Liz Burdock, Executive Director, Business Network for Offshore Wind
Because the U.S. President has pulled out of the Paris Agreement, spoken out against the Clean Power Plan, and supported coal power plants, there are concerns in the renewable energy community that two key federal energy agencies—Department of Interior and Department of Energy—might also be unwilling to support the offshore wind industry. Fortunately, that is not the case.
In our experience, the professionals in these agencies have continued to do their jobs just as they did during the previous administration, and they are doing all they can to help offshore wind achieve its potential of providing gigawatts of clean power and thousands of good jobs.
For example, we at the Business Network for Offshore Wind (the Network) are working very closely with National Renewable Energy Laboratory (NREL), under the Department of Energy, to help develop a set of national standards for the U.S. offshore wind industry. In fact, we are hosting an important day-long meeting of the five offshore wind standards working groups at our upcoming International Offshore Wind Partnering Forum (IPF) on April 3.
The DOE Wind Energy Technologies Office (WETO) has supported our industry in a number of ways, including several published major reports on national strategies and market conditions for offshore wind. They have allocated approximately $200 million since 2011 for offshore wind research, development and demonstration projects.

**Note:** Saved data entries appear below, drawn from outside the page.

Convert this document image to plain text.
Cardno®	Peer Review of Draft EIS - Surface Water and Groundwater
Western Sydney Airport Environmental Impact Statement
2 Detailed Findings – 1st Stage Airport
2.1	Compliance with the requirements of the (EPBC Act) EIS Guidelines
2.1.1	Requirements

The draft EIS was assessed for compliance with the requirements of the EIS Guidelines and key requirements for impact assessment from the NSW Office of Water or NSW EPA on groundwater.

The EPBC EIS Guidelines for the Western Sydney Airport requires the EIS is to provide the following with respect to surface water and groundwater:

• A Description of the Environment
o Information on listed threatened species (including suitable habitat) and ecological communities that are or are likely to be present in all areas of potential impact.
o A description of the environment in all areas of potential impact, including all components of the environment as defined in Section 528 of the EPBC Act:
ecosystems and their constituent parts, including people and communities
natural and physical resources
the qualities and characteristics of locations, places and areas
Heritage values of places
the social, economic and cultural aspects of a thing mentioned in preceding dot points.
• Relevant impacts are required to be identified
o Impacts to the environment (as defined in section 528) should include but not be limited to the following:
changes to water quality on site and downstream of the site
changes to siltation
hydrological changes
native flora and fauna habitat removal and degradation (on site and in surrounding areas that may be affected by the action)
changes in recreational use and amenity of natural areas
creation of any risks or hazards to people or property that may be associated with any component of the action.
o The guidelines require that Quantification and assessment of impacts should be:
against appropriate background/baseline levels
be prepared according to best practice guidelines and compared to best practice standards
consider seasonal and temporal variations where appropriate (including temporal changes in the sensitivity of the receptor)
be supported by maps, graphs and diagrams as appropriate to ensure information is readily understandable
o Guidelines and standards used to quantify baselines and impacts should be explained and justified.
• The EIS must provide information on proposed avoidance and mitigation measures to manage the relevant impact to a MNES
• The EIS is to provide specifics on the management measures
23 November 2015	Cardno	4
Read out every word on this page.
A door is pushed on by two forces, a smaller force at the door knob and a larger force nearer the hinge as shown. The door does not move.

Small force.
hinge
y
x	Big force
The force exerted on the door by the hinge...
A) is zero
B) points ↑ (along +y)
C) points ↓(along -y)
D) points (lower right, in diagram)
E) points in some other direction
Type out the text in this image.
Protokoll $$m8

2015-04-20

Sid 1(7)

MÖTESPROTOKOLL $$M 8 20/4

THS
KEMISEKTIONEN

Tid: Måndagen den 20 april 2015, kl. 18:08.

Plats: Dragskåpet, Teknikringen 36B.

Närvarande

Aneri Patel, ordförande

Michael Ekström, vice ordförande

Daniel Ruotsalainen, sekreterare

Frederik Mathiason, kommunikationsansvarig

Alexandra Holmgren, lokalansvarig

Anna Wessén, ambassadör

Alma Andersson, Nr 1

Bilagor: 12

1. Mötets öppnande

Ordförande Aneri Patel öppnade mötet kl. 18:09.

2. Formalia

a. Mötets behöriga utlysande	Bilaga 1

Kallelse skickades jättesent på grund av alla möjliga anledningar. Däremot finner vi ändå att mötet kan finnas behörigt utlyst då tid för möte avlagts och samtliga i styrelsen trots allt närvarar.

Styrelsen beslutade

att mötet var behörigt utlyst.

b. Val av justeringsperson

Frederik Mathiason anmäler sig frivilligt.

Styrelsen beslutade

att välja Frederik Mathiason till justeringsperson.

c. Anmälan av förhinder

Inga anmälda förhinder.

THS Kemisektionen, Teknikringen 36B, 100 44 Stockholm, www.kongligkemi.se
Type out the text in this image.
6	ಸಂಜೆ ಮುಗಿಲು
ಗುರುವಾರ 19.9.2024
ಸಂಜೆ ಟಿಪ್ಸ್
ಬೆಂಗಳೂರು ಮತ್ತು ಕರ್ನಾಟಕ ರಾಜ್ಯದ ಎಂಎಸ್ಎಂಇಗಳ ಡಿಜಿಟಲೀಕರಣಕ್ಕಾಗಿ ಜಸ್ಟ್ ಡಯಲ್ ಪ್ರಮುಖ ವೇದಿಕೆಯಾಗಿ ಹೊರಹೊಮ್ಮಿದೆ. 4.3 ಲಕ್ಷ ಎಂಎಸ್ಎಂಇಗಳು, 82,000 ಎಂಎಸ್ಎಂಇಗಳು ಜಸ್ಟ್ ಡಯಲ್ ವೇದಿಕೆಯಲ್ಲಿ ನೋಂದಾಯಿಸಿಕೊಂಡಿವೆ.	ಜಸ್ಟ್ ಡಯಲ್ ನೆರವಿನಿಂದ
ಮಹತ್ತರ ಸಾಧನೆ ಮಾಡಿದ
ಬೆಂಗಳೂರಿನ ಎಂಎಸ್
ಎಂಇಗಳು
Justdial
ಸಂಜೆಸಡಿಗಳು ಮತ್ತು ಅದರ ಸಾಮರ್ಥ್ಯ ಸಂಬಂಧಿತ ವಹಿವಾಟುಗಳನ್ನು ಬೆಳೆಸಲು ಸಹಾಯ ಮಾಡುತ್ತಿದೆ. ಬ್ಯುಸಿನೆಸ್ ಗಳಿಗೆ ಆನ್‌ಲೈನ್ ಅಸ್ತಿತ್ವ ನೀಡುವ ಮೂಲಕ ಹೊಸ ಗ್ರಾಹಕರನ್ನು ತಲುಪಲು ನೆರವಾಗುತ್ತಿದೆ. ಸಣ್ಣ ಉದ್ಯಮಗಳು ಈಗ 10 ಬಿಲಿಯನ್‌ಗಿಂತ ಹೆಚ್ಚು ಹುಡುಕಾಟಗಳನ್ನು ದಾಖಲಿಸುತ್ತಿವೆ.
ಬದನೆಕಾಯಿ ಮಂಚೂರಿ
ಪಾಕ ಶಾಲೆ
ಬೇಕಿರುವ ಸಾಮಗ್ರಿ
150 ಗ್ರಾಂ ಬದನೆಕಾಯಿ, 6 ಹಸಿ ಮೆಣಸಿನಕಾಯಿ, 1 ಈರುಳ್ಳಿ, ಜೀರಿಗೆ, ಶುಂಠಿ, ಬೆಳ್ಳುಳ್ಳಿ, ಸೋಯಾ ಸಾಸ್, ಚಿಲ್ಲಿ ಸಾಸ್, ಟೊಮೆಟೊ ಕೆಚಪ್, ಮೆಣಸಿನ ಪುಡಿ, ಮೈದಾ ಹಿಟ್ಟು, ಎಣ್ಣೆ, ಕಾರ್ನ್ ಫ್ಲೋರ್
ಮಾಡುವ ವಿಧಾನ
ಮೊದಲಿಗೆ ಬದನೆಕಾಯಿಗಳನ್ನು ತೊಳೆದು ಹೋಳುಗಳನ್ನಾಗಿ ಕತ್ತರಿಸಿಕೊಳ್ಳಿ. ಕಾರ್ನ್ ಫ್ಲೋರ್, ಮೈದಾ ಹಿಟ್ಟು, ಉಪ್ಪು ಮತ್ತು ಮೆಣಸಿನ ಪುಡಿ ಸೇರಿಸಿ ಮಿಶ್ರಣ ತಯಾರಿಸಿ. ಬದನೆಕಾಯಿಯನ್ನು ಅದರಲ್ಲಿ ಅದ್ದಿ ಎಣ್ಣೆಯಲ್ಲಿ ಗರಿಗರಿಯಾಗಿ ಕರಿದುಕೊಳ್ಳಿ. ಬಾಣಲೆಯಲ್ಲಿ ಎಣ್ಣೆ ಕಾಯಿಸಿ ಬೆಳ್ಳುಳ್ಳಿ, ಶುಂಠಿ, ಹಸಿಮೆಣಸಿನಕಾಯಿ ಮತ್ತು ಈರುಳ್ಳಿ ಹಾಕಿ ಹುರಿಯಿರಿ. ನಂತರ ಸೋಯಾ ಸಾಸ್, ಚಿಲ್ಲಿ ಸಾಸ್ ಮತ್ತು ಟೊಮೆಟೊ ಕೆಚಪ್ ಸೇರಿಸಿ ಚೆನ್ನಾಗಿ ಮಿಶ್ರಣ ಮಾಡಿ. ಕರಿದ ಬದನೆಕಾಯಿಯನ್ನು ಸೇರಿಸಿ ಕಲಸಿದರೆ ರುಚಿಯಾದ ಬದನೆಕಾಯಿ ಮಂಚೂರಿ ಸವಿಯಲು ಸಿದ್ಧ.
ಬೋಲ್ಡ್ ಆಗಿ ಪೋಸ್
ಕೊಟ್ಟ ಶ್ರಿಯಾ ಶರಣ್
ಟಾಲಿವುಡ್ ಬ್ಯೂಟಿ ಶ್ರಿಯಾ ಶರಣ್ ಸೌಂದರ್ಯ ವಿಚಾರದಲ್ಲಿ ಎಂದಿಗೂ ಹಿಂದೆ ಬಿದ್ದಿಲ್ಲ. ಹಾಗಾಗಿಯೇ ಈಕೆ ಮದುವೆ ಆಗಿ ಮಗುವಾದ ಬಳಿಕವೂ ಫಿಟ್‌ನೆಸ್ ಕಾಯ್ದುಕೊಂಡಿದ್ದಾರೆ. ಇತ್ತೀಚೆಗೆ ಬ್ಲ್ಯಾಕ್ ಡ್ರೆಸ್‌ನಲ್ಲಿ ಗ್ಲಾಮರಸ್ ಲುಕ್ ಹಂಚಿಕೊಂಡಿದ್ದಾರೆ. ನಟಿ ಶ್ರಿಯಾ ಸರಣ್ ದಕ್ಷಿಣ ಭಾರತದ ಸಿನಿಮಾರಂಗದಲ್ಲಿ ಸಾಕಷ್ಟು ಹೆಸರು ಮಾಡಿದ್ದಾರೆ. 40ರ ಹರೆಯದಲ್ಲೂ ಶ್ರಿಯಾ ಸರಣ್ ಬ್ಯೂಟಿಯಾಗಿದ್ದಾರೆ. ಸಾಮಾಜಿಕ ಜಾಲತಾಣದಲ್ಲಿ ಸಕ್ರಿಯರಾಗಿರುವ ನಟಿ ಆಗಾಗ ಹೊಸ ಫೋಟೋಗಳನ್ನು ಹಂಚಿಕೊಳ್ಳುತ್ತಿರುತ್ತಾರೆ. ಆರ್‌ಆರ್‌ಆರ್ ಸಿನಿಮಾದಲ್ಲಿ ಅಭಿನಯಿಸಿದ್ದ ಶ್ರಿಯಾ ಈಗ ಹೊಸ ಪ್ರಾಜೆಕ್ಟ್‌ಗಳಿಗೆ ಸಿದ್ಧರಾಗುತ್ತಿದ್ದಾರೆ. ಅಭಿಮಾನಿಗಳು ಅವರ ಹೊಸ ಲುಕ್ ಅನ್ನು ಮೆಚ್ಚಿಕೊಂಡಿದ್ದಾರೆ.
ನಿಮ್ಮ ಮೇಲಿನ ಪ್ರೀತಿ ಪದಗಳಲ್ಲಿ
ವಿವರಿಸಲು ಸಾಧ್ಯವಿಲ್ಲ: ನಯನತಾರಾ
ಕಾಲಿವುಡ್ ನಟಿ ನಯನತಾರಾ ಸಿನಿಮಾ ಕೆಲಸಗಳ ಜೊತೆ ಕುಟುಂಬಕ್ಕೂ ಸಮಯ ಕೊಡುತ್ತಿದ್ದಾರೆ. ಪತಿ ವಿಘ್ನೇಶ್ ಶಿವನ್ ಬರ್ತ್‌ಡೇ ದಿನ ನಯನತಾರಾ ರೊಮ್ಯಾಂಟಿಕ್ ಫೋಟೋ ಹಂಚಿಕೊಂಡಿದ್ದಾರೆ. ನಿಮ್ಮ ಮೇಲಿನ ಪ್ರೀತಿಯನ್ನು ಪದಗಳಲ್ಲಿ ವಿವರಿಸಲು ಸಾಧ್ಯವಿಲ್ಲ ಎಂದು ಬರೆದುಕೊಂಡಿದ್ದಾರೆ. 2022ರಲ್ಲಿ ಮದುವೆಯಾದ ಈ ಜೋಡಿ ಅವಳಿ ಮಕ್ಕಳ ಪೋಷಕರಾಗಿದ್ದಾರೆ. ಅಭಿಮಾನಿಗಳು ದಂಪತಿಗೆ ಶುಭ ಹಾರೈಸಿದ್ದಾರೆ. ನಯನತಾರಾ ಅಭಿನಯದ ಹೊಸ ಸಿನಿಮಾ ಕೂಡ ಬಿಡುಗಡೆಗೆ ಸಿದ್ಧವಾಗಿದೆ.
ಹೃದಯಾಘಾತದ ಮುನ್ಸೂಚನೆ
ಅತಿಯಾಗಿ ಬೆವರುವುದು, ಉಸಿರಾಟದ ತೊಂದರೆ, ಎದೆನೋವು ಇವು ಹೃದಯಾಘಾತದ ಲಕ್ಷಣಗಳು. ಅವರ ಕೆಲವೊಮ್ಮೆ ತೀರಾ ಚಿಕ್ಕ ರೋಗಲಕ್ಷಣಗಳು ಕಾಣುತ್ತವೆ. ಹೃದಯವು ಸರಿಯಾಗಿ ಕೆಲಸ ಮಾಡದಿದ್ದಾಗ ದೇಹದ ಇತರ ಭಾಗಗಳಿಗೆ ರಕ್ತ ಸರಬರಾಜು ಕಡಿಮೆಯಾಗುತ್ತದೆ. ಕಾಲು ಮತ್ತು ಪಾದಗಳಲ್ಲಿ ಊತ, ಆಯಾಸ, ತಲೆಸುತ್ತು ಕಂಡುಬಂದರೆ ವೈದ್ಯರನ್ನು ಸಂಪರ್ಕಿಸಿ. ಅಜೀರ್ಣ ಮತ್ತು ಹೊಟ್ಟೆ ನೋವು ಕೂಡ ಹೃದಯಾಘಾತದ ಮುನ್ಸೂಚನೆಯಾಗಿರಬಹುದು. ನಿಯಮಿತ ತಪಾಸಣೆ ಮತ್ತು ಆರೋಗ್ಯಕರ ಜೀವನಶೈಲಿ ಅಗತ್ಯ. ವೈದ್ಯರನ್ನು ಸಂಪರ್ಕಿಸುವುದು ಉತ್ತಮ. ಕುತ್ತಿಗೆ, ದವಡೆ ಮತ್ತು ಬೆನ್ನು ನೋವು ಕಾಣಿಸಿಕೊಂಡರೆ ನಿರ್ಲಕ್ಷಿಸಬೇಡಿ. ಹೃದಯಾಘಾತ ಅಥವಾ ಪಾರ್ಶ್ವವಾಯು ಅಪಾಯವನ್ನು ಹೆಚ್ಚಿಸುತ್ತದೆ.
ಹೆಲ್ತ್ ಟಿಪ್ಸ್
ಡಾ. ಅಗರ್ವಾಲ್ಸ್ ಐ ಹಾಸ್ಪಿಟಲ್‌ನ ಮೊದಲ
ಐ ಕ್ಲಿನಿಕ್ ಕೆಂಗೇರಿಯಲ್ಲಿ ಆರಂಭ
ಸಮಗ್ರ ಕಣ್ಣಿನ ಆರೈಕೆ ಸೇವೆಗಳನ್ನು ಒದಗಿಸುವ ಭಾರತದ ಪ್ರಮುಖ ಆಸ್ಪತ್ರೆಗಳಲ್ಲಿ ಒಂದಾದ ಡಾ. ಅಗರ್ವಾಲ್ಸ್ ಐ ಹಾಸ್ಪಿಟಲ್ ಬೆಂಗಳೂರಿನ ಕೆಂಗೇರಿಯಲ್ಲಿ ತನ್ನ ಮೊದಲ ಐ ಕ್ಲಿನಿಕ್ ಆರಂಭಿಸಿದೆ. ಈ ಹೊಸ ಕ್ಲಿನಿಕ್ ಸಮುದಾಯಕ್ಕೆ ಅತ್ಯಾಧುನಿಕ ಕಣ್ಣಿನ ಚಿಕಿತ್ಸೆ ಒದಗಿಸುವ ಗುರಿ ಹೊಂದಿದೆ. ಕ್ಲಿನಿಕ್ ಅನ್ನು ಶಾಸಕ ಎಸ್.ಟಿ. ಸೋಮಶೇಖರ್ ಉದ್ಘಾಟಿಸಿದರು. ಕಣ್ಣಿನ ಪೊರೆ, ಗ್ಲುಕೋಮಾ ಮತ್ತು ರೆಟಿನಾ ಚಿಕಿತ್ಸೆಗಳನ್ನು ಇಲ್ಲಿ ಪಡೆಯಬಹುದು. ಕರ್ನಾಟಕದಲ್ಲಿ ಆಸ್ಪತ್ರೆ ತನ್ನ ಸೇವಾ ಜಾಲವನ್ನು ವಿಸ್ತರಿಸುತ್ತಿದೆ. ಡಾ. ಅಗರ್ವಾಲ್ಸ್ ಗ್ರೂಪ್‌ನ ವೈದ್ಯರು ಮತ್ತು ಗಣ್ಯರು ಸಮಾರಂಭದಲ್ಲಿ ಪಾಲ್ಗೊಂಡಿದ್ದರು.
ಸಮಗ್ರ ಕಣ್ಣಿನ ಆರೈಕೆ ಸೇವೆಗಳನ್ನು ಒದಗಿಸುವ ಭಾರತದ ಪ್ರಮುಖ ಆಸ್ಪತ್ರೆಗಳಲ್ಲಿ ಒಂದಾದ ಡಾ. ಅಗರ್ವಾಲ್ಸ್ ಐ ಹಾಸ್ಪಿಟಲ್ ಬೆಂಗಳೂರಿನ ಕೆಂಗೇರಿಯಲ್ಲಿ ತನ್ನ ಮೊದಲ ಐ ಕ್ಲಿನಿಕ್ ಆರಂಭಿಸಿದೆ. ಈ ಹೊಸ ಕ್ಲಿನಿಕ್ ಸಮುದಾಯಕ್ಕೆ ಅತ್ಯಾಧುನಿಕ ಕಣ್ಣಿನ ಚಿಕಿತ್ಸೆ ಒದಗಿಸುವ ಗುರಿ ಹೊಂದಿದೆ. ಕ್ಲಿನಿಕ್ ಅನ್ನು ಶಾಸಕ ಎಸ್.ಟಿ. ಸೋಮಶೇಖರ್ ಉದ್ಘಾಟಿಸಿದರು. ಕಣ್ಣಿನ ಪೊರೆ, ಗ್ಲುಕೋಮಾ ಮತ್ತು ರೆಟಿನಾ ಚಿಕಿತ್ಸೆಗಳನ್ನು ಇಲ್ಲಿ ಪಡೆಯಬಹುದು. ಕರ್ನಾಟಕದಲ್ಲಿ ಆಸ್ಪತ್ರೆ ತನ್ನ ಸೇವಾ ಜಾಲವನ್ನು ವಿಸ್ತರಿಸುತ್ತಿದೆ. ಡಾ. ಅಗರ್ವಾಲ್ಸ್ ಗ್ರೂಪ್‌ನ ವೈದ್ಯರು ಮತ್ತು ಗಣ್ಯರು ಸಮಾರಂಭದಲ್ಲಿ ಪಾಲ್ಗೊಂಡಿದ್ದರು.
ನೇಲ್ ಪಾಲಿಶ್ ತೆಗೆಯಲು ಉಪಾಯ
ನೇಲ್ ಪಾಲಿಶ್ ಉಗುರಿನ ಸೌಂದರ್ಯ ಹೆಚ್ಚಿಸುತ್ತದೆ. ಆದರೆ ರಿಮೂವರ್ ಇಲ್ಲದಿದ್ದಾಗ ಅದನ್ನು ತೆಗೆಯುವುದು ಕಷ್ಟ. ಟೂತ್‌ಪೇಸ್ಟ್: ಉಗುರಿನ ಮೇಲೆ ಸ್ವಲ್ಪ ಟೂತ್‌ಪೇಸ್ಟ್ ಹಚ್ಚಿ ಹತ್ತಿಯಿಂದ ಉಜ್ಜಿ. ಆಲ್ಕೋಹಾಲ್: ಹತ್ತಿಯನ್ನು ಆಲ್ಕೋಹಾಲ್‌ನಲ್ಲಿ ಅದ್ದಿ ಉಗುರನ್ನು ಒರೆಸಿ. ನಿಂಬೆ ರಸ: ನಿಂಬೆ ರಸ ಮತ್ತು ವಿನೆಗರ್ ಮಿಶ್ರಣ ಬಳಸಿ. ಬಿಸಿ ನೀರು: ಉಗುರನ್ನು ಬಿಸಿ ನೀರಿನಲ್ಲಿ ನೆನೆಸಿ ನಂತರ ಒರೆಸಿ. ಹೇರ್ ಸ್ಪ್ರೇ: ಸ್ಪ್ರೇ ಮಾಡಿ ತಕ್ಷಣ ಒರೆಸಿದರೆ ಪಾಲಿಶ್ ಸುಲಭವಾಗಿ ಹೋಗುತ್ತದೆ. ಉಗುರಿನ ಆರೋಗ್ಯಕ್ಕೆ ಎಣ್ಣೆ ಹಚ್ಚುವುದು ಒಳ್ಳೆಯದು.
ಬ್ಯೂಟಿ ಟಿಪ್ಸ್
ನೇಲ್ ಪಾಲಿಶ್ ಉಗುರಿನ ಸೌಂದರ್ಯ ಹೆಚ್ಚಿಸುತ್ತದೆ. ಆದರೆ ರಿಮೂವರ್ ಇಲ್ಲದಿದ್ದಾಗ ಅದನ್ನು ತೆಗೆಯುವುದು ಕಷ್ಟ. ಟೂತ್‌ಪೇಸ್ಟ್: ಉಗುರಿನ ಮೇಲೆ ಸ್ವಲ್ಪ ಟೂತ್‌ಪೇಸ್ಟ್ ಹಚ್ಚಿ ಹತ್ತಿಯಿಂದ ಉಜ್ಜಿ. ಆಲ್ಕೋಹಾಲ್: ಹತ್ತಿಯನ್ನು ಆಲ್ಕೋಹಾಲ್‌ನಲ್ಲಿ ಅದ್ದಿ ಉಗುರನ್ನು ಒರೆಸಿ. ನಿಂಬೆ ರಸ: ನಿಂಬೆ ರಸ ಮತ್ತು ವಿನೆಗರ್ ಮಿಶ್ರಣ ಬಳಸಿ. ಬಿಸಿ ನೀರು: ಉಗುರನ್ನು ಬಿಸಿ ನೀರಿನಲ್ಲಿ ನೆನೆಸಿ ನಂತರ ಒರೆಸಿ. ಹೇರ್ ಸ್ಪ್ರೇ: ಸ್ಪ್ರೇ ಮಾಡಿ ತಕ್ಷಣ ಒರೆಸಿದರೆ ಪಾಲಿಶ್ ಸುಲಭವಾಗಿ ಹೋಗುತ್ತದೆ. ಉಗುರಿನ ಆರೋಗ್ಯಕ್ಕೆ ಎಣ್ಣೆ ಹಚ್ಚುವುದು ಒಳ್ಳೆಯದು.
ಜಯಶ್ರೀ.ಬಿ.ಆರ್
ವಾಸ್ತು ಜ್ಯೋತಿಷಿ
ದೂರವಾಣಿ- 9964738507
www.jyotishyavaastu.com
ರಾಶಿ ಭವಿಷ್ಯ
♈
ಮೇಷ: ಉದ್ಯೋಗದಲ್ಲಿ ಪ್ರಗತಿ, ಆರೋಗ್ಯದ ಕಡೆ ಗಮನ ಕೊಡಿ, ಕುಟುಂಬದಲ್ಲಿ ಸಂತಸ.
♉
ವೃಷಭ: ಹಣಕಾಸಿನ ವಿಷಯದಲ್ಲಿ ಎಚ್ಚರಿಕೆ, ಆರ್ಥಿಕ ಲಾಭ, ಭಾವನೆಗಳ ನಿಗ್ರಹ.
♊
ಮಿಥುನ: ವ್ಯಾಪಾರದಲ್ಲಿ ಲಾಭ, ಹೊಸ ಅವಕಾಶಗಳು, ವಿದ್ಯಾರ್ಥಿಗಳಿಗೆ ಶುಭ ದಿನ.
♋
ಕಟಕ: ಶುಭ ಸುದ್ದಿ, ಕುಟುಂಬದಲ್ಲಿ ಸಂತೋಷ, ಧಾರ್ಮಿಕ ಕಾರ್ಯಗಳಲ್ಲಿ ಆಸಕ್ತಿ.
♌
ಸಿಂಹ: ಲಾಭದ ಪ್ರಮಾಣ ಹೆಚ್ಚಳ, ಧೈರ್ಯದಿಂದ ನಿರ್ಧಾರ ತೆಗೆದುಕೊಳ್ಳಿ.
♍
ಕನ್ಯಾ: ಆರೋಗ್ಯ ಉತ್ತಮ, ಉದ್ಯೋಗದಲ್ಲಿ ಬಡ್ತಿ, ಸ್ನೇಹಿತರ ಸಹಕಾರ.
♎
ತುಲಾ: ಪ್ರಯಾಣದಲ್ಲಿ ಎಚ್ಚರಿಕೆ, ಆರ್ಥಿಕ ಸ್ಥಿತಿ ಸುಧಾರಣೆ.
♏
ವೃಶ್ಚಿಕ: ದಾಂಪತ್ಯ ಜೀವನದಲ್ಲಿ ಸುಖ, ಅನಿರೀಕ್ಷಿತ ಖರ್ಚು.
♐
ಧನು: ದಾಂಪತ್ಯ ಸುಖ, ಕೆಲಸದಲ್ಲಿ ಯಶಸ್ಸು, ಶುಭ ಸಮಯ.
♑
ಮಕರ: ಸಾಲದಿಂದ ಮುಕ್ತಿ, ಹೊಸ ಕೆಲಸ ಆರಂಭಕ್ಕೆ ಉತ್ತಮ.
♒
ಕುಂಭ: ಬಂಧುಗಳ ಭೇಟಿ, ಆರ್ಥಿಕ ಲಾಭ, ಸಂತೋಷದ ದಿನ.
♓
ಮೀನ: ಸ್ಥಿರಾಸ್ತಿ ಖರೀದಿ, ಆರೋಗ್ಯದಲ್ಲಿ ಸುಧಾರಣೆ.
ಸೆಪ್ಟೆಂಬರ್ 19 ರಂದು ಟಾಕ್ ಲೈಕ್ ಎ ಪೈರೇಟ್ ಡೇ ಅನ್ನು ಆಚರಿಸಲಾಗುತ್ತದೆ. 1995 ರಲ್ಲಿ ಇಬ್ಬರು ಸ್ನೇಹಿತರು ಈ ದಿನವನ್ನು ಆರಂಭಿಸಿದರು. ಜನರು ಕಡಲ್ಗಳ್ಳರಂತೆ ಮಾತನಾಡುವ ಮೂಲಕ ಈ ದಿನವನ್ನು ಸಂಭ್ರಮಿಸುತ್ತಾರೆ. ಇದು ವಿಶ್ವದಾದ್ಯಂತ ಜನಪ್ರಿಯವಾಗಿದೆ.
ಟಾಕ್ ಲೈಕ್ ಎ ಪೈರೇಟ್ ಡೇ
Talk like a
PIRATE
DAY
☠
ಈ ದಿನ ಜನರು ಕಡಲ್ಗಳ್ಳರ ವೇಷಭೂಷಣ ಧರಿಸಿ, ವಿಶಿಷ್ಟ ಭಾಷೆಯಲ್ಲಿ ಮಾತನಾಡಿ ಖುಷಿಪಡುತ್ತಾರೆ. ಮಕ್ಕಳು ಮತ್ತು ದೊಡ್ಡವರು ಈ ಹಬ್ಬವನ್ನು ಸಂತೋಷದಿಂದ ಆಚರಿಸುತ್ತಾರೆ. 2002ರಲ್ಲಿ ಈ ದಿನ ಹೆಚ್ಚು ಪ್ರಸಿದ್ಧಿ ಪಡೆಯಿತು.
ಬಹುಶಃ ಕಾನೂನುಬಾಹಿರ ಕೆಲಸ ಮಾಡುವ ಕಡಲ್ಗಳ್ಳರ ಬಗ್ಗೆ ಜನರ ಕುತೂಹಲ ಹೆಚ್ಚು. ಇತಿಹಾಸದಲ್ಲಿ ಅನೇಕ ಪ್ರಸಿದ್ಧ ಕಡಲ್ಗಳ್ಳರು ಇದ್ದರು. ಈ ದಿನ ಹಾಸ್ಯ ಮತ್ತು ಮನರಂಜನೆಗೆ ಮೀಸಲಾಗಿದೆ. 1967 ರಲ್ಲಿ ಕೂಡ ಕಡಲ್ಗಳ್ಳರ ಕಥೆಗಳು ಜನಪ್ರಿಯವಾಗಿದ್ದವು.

On the Interior side, the Bureau of Ocean Energy Management (BOEM) has been active in holding 13 auctions for offshore wind energy leases off of our Atlantic coastline, and they supervise the process of offshore wind developers as they submit their plans for building offshore wind farms on the Outer Continental Shelf. The BOEM team runs a number of state task forces on offshore wind to coordinate activities between state and federal agencies and other interested groups.
BOEM will also give a number of presentations at the IPF, including an update on where the U.S. offshore market is headed, titled the “Atlantic Path Forward” on April 6. And we may hear from another Department of Interior VIP later that morning who might surprise some energy policy followers.
The bottom line for us is, these agencies have been good partners and active participants in the U.S. offshore wind industry, and we hope they can continue to stay involved and support us as we take some major steps forward this year.